Mice were rendered diabetic by streptozotocin (55mg/kg/day for 5 days), with non-diabetic wildtype mice as controls.  The Nox1/Nox4 inhibitor, GKT137831 (GKT), was administered at a dose of 60mg/kg/day by gavage for 10 weeks.  Aortas were removed and cleaned for quantification of atherosclerotic plaque area and immunohistochemical analysis, or frozen for RT-PCR analysis.
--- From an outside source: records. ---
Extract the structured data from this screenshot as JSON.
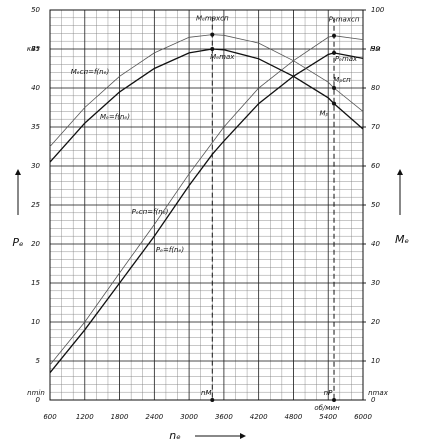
{
  "chart_data": {
    "type": "line",
    "x": [
      600,
      1200,
      1800,
      2400,
      3000,
      3400,
      3600,
      4200,
      4800,
      5400,
      5500,
      6000
    ],
    "xlim": [
      600,
      6000
    ],
    "xticks": [
      600,
      1200,
      1800,
      2400,
      3000,
      3600,
      4200,
      4800,
      5400,
      6000
    ],
    "ylim": [
      0,
      50
    ],
    "yticks": [
      0,
      5,
      10,
      15,
      20,
      25,
      30,
      35,
      40,
      45,
      50
    ],
    "y2lim": [
      0,
      100
    ],
    "y2ticks": [
      0,
      10,
      20,
      30,
      40,
      50,
      60,
      70,
      80,
      90,
      100
    ],
    "grid": true,
    "grid_minor": {
      "x": 200,
      "y": 1
    },
    "ylabel": "Pₑ",
    "y2label": "Mₑ",
    "xlabel": "nₑ",
    "yunit": "кВт",
    "y2unit": "Нм",
    "xunit": "об/мин",
    "x_end_labels": [
      "nmin",
      "nmax"
    ],
    "series": [
      {
        "name": "Pₑсп=f(nₑ)",
        "color": "#555",
        "width": 0.8,
        "values": [
          4.5,
          10,
          16.3,
          22.5,
          29,
          33,
          35,
          40,
          43.5,
          46.5,
          46.7,
          46.2
        ]
      },
      {
        "name": "Pₑ=f(nₑ)",
        "color": "#111",
        "width": 1.3,
        "values": [
          3.5,
          9,
          15,
          21,
          27.5,
          31.5,
          33.2,
          38,
          41.5,
          44.3,
          44.5,
          43.8
        ]
      },
      {
        "name": "Mₑсп=f(nₑ)",
        "color": "#555",
        "width": 0.8,
        "axis": "y2",
        "values": [
          65,
          75,
          83,
          89,
          93,
          93.7,
          93.5,
          91.5,
          87,
          81.5,
          80,
          74
        ]
      },
      {
        "name": "Mₑ=f(nₑ)",
        "color": "#111",
        "width": 1.3,
        "axis": "y2",
        "values": [
          61,
          71,
          79,
          85,
          89,
          90,
          89.8,
          87.5,
          83,
          77.5,
          76,
          69.5
        ]
      }
    ],
    "markers": [
      {
        "x": 3400,
        "label": "nM"
      },
      {
        "x": 5500,
        "label": "nP"
      }
    ],
    "points": [
      {
        "x": 3400,
        "y": 93.7,
        "axis": "y2",
        "label": "Mₑmaxсп"
      },
      {
        "x": 3400,
        "y": 90,
        "axis": "y2",
        "label": "Mₑmax"
      },
      {
        "x": 5500,
        "y": 46.7,
        "label": "Pₑmaxсп"
      },
      {
        "x": 5500,
        "y": 44.5,
        "label": "Pₑmax"
      },
      {
        "x": 5500,
        "y": 80,
        "axis": "y2",
        "label": "Mₚсп"
      },
      {
        "x": 5500,
        "y": 76,
        "axis": "y2",
        "label": "Mₚ"
      }
    ]
  }
}
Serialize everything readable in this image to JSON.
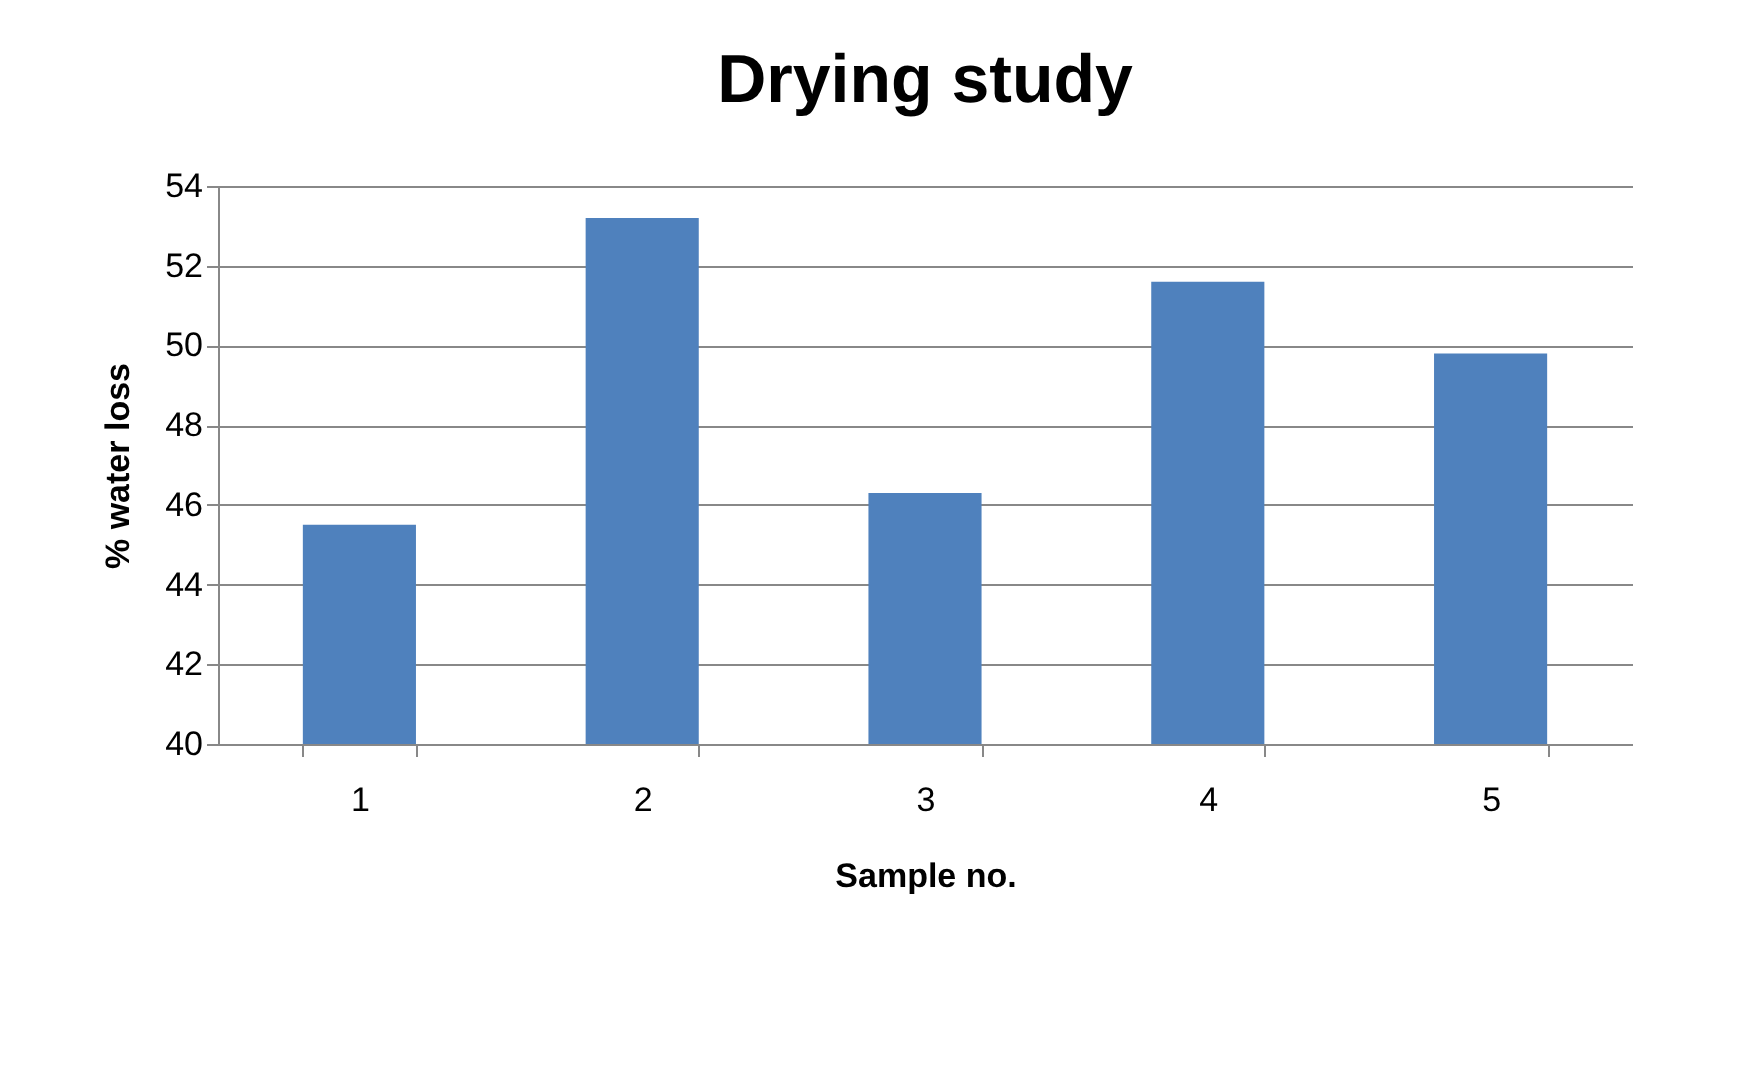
{
  "chart_data": {
    "type": "bar",
    "title": "Drying study",
    "xlabel": "Sample no.",
    "ylabel": "% water loss",
    "categories": [
      "1",
      "2",
      "3",
      "4",
      "5"
    ],
    "values": [
      45.5,
      53.2,
      46.3,
      51.6,
      49.8
    ],
    "color": "#4f81bd",
    "ylim": [
      40,
      54
    ],
    "yticks": [
      40,
      42,
      44,
      46,
      48,
      50,
      52,
      54
    ],
    "grid": "y"
  }
}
Diabetic Nox1-/yApoE-/-mice had a 55% reduction in plaque area in comparison to Nox1-+/yApoE-/- diabetic mice.  There was no change in plaque area in diabetic Nox4-/-ApoE-/- mice compared to Nox4+/+ApoE-/- diabetic mice.  Administration of GKT to diabetic ApoE-/- animals resulted in a 64% reduction in plaque area in comparison to ApoE-/- diabetic mice not receiving GKT.  Furthermore, imunohistochemistry analysis of the vascular wall identified a significant decrease in macrophage infiltration and lipid peroxidation in the diabetic Nox1-/yApoE-/- compared to the Nox1+/+ApoE-/- diabetic mice, but not the Nox4-/-ApoE-/-mice.  Similar patterns were identified in GKT treated diabetic ApoE-/- mice. RT-PCR demonstrated a significant reduction in the gene expression of the markers for oxidative stress, inflammation and pro-fibrotic markers in mice.  

These data indicate that Nox1-derived ROS promote a pro-inflammatory and pro-fibrotic environment and may contribute to the enhanced development of atherosclerosis seen in diabetes. Inhibition of Nox, specifically Nox1, may provide a new therapeutic strategy in the treatment of diabetes-accelerated atherosclerosis.